'John Carter'. Just 'John Carter'.

Disney changed the title of this notoriously extravagant blockbuster from 'John Carter of Mars' during production, either because a) 'Mars Needs Moms', a recent Disney production, was a huge flop, b) market research indicated women wouldn't go see a movie about Mars, or c) both.  Whatever the reason, it turned out to be an ironic choice: regardless of the title, it's Mars, not John Carter, who's the star of this film.  Even during the most narratively bereft moments, there is always something interesting to look at onscreen.

That's good because the narratively bereft moments come early and often.

In a series of prologues sure to confuse neophytes to fantasy novelist Edgar Rice Burroughs' Martian mythos, we're introduced to Captain John Carter (Taylor Kitsch), retired Confederate soldier, as he wanders around New York City in the 1880s.  After he sends a telegram and promptly dies off-screen, the focus shifts to his nephew, a young man named, ahem, Edgar Rice Burroughs (Daryl Sabara).  He's given Carter's estate, along with a manuscript detailing his adventures on Barsoom -- that's Mars to the various races who live there, which include the beastly Green Martians, ferocious, 9-foot-tall creatures with four arms and tusks, and the intellectual Red Martians, who look basically human only they've got a lot more henna tattoos.

The plot smooths out with Carter's arrival on Mars, but only to an extent.  There Carter become a prisoner of the Green Martians, led by the unusually merciful Tars Tarkas (Willem Dafoe, performance captured and animated as a big alien), and falls for the Red Martian Princess Dejah Thoris (a beautiful and feisty Lynn Collins), who is on the run, opening-of-the-original-'Star Wars'-style, from an evil Red Martian named Sab Than (Dominic West).  Sab wants to marry Dejah because some weird looking dude in flowing gray robes (Mark Strong) promised him unlimited power if he did it.  Carter and his faithful dog-like alien sidekick Woola have to save Dejah before she marries the wrong Prince, ending-of-'Spaceballs'-style.

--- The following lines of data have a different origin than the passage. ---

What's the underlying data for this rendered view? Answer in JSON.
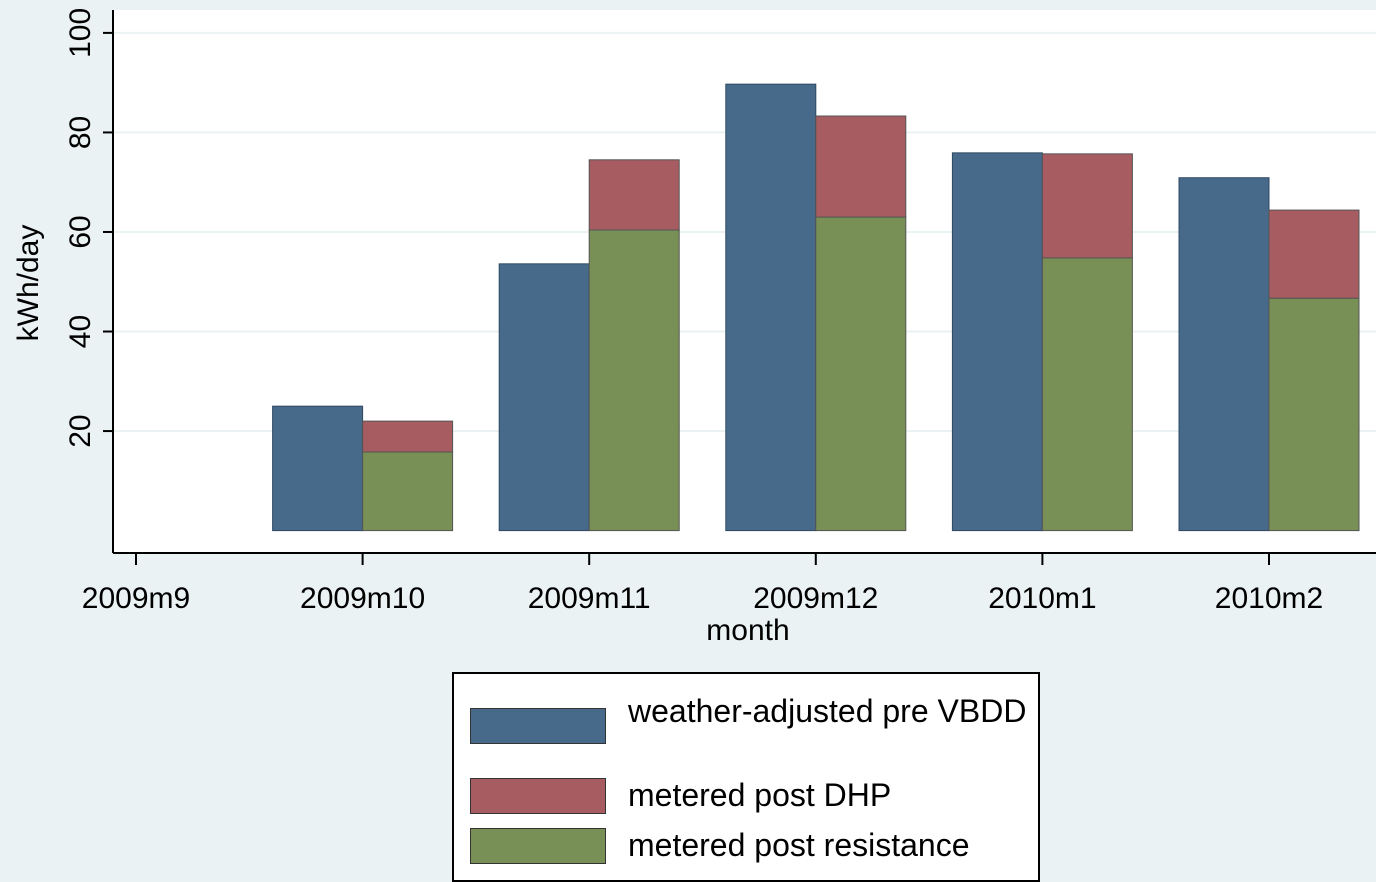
{
  "chart_data": {
    "type": "bar",
    "stacked_series": [
      1,
      2
    ],
    "x_label": "month",
    "y_label": "kWh/day",
    "categories": [
      "2009m9",
      "2009m10",
      "2009m11",
      "2009m12",
      "2010m1",
      "2010m2"
    ],
    "series": [
      {
        "name": "weather-adjusted pre VBDD",
        "color": "#476a8a",
        "values": [
          null,
          25.0,
          53.6,
          89.7,
          75.9,
          70.9
        ]
      },
      {
        "name": "metered post DHP",
        "color": "#a65c60",
        "values": [
          null,
          6.2,
          14.1,
          20.3,
          20.9,
          17.7
        ]
      },
      {
        "name": "metered post resistance",
        "color": "#788f55",
        "values": [
          null,
          15.8,
          60.4,
          63.0,
          54.8,
          46.7
        ]
      }
    ],
    "ylim": [
      -4.5,
      104.6
    ],
    "yticks": [
      20,
      40,
      60,
      80,
      100
    ],
    "grid": true
  }
}
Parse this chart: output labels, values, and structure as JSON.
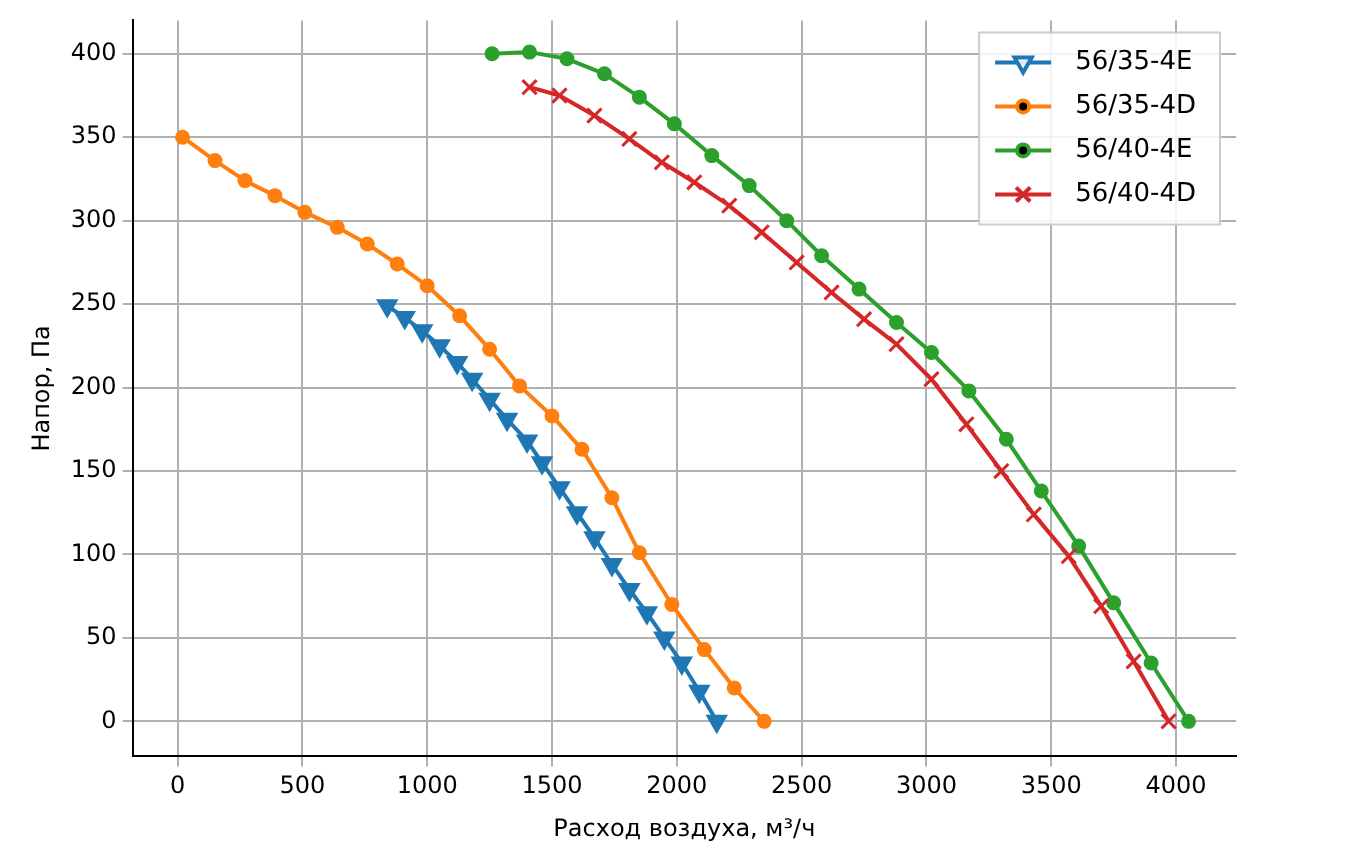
{
  "chart_data": {
    "type": "line",
    "xlabel": "Расход воздуха, м³/ч",
    "ylabel": "Напор, Па",
    "xlim": [
      -180,
      4240
    ],
    "ylim": [
      -21,
      420
    ],
    "xticks": [
      0,
      500,
      1000,
      1500,
      2000,
      2500,
      3000,
      3500,
      4000
    ],
    "yticks": [
      0,
      50,
      100,
      150,
      200,
      250,
      300,
      350,
      400
    ],
    "grid": true,
    "legend": "top right",
    "line_style": "solid",
    "series": [
      {
        "name": "56/35-4E",
        "color": "#1f77b4",
        "marker": "triangle",
        "x": [
          840,
          910,
          980,
          1050,
          1120,
          1180,
          1250,
          1320,
          1400,
          1460,
          1530,
          1600,
          1670,
          1740,
          1810,
          1880,
          1950,
          2020,
          2090,
          2160
        ],
        "values": [
          249,
          242,
          234,
          225,
          215,
          205,
          193,
          181,
          168,
          155,
          140,
          125,
          110,
          94,
          79,
          65,
          50,
          35,
          18,
          0
        ]
      },
      {
        "name": "56/35-4D",
        "color": "#ff7f0e",
        "marker": "circle",
        "x": [
          20,
          150,
          270,
          390,
          510,
          640,
          760,
          880,
          1000,
          1130,
          1250,
          1370,
          1500,
          1620,
          1740,
          1850,
          1980,
          2110,
          2230,
          2350
        ],
        "values": [
          350,
          336,
          324,
          315,
          305,
          296,
          286,
          274,
          261,
          243,
          223,
          201,
          183,
          163,
          134,
          101,
          70,
          43,
          20,
          0
        ]
      },
      {
        "name": "56/40-4E",
        "color": "#2ca02c",
        "marker": "circle",
        "x": [
          1260,
          1410,
          1560,
          1710,
          1850,
          1990,
          2140,
          2290,
          2440,
          2580,
          2730,
          2880,
          3020,
          3170,
          3320,
          3460,
          3610,
          3750,
          3900,
          4050
        ],
        "values": [
          400,
          401,
          397,
          388,
          374,
          358,
          339,
          321,
          300,
          279,
          259,
          239,
          221,
          198,
          169,
          138,
          105,
          71,
          35,
          0
        ]
      },
      {
        "name": "56/40-4D",
        "color": "#d62728",
        "marker": "cross",
        "x": [
          1410,
          1530,
          1670,
          1810,
          1940,
          2070,
          2210,
          2340,
          2480,
          2620,
          2750,
          2880,
          3020,
          3160,
          3300,
          3430,
          3570,
          3700,
          3830,
          3970
        ],
        "values": [
          380,
          375,
          363,
          349,
          335,
          323,
          309,
          293,
          275,
          257,
          241,
          226,
          205,
          178,
          150,
          124,
          99,
          69,
          36,
          0
        ]
      }
    ]
  }
}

In adapting Burroughs' novel 'A Princess of Mars' to the screen, writer/director Andrew Stanton - the wizard behind Pixar masterpieces like 'Finding Nemo' and 'WALL-E' making his live-action directorial debut - chose to keep all of the weird Martian words and culture that populate the dialogue.  Even with occasional pauses for exposition, there are still sentences that sound almost entirely like gibberish ("Tharks did not cause this!  But by Issus, Tharks will end it!")  If you don't know Burroughs, you might be in for some confusion.

Stanton's confusion - or maybe studio executives' confusion when they made changes in post-production, who knows - resonates in the film's tone.  Some Burroughs scholars say his Martian novels inspired almost every science-fiction story that followed and, at times, it feels like Stanton's trying to make all of them into one film.  He tries to vary broad comic scenes about Carter's confusion on Mars with dramatic sequences about goddesses and ninth rays and Tharks and Therns and planetary civil wars -- all of which could use a bit more lightness and a lot less stiffness.

The same could be said of Kitsch, who dials down the laconic charm that made him so likable on television's 'Friday Night Lights' in order to affect a macho posture and guttural, tough guy growl.  None of the qualities that made Kitsch so likable as 'FNL''s Tim Riggins are present in his performance here, which is really a shame.  As Riggins, everything he did looked effortless; as Carter, he looks like he's trying really hard, a trait that's not terribly becoming on an action hero.

What does look good, though, are the sights and people of Barsoom, most created in computers, all possessing an otherworldly beauty.  No one's saying how much 'John Carter' cost to make (most estimates put it in the $250 million range), but whatever it cost, the imagery is astonishing.  Huge rock palaces, mining tanks the size of cities, photo-real aliens - 'John Carter' is as sweet a piece of eye candy as you're likely to see this year.  The 3D isn't distracting, but it adds a lot more to the ticket price than it does to the visuals.

'John Carter' isn't the disaster some industry observers predicted, but it's not the high-gloss masterpiece some of us hoped for either.  Though it always looks stunning, the story is only intermittently engaging.  Burroughs' work is an archetypal story about a stranger in a strange land.  Looking at 'John Carter', one can't help but wonder whether Stanton, an animation master trying his hand at live-action, could relate to his hero's journey all too well.